La borne supérieure recommandée vendredi par la Chambre suisse des experts en caisse de pension (CSPE) est nettement supérieure au précédent. Toute la question porte sur la réponse des instituts de prévoyance. Reproduiront-elles l’ensemble de la hausse? Attendront-elles pour voir? Allnews a interrogé divers spécialistes.

Reprenons d’abord l’information de vendredi. La borne supérieure au 30 septembre 2022 pour la recommandation du taux technique, selon la directive technique 4 (DTA 4), passe de 1,87% à 2,68% pour les caisses qui utilisent des tables de mortalité périodiques et de 2,17% à 2,98% pour celles qui emploient les tables de mortalité générationnelles, selon le communiqué de vendredi. La hausse s’élève donc à 81 points de base.

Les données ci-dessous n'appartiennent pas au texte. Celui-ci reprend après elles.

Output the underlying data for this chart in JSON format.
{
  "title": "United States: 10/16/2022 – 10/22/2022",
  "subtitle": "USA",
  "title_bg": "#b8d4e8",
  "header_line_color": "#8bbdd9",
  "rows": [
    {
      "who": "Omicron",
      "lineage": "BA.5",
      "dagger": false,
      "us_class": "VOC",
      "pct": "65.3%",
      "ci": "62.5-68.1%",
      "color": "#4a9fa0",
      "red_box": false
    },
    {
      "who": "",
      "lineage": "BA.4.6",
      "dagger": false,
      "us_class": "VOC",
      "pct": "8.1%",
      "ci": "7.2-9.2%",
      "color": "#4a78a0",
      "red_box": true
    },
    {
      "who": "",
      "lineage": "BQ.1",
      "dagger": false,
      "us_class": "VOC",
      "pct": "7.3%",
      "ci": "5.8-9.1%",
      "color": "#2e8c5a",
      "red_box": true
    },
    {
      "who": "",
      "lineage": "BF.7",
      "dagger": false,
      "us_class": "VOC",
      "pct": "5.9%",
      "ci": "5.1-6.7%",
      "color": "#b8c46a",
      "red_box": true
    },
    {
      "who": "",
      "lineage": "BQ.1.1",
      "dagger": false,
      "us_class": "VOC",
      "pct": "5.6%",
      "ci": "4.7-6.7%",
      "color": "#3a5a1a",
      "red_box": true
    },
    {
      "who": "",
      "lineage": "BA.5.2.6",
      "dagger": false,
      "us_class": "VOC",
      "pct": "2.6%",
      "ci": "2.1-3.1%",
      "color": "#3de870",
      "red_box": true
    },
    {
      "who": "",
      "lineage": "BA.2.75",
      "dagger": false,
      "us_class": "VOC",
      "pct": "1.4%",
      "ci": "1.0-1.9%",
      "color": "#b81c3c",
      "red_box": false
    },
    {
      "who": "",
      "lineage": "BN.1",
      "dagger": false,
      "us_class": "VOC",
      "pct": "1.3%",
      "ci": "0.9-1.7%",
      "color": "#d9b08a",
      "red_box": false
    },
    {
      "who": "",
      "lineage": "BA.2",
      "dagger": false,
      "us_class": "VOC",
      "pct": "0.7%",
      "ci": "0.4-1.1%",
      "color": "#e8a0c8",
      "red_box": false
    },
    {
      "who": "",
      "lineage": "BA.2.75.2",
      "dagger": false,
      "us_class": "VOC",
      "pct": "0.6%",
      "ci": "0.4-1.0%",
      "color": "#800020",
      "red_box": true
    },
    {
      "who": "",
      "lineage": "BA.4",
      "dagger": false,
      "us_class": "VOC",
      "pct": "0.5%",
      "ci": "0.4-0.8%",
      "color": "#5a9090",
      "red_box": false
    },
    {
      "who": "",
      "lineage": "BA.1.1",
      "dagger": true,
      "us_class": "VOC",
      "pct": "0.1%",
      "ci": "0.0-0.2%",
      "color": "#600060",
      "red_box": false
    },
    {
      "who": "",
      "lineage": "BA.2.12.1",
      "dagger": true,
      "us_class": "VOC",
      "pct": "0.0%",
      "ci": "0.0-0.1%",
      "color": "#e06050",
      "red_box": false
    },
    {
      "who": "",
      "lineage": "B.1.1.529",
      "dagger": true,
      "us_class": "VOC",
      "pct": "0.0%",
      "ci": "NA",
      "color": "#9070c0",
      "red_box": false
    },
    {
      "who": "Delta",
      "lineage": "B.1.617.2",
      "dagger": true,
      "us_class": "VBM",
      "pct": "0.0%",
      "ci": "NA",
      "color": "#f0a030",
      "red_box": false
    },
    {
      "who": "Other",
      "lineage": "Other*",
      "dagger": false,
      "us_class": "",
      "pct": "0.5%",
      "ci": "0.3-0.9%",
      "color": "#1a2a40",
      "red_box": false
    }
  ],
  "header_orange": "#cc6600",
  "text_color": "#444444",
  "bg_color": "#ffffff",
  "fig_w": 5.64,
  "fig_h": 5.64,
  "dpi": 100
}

La nouvelle borne supérieure vaut à partir du 1er octobre.

Ces nouveaux taux correspondent aux attentes formulées par les consultants contactés par Allnews ces derniers jours. Selon la Directive technique 4, «le taux d’intérêt technique doit en règle générale se situer avec une marge appropriée en dessous du rendement net attendu que l’institution de prévoyance peut escompter sur la base de la stratégie de placement».

Le taux indiqué est le résultat du calcul du taux d’intérêt au comptant moyen des obligations de la Confédération à 10 ans en francs des 12 derniers mois, majoré d’un supplément de 2,5% et diminué d’une déduction pour l’augmentation de la longévité (au moins 0,3 point de pourcentage).

L'ancien taux d’intérêt moyen s’élevait à -0,328% alors que pour la nouvelle borne il atteint 0,483%. La hausse de 81 points de base résulte donc de la hausse des rendements obligataires.

Hésitations à suivre les taux du marché

Les caisses de pension obtiennent ainsi un signal clair. Mais elles ne sont pas censées adapter leur taux technique d’une ampleur identique. Cela dépend d’abord de leur profil de risque et de la structure démographique de leurs assurés.

«Depuis une décennie, les caisses de pension s’interrogent sur leur vitesse d’ajustement de leur taux technique au taux économique reflété par le rendement des obligations de la Confédération et tardent à s’y adapter», observe Pascal Frei, associé auprès de PPCmetrics, à Nyon. Avec la décision de vendredi, nous assistons à un deuxième ajustement à la hausse, cette fois d’une assez grande ampleur. «Mais de nombreuses institutions vont hésiter à relever leur taux technique et probablement ne feront le pas que partiellement ou attendront un an avant de passer à l’acte»,  juge le consultant.

Le taux technique influence directement le degré de couverture des caisses de pensions. Une hausse du taux technique a ainsi pour effet d’augmenter le taux de couverture. «Mais une caisse de pension n’a nulle envie de laisser croire qu’elle augmente son taux technique pour améliorer son taux de couverture après une performance financière aussi négative qu’en 2022. La baisse des bourses peut ainsi constituer un frein à une réponse immédiate à l’évolution du taux recommandé par la Chambre des experts», analyse Pascal Frei. Une minorité de caisses, à son avis, devrait s’ajuster aux nouvelles donnes économiques. La politique de communication sera mise à rude épreuve, si bien que la décision sera vraiment compliquée, ajoute-t-il. En effet, certaines institutions ont versé une 13e rente après l’excellent cru boursier 2021. Comment pourraient-elles verser un supplément de rente en réponse à l’inflation si, en parallèle, la performance boursière est cause.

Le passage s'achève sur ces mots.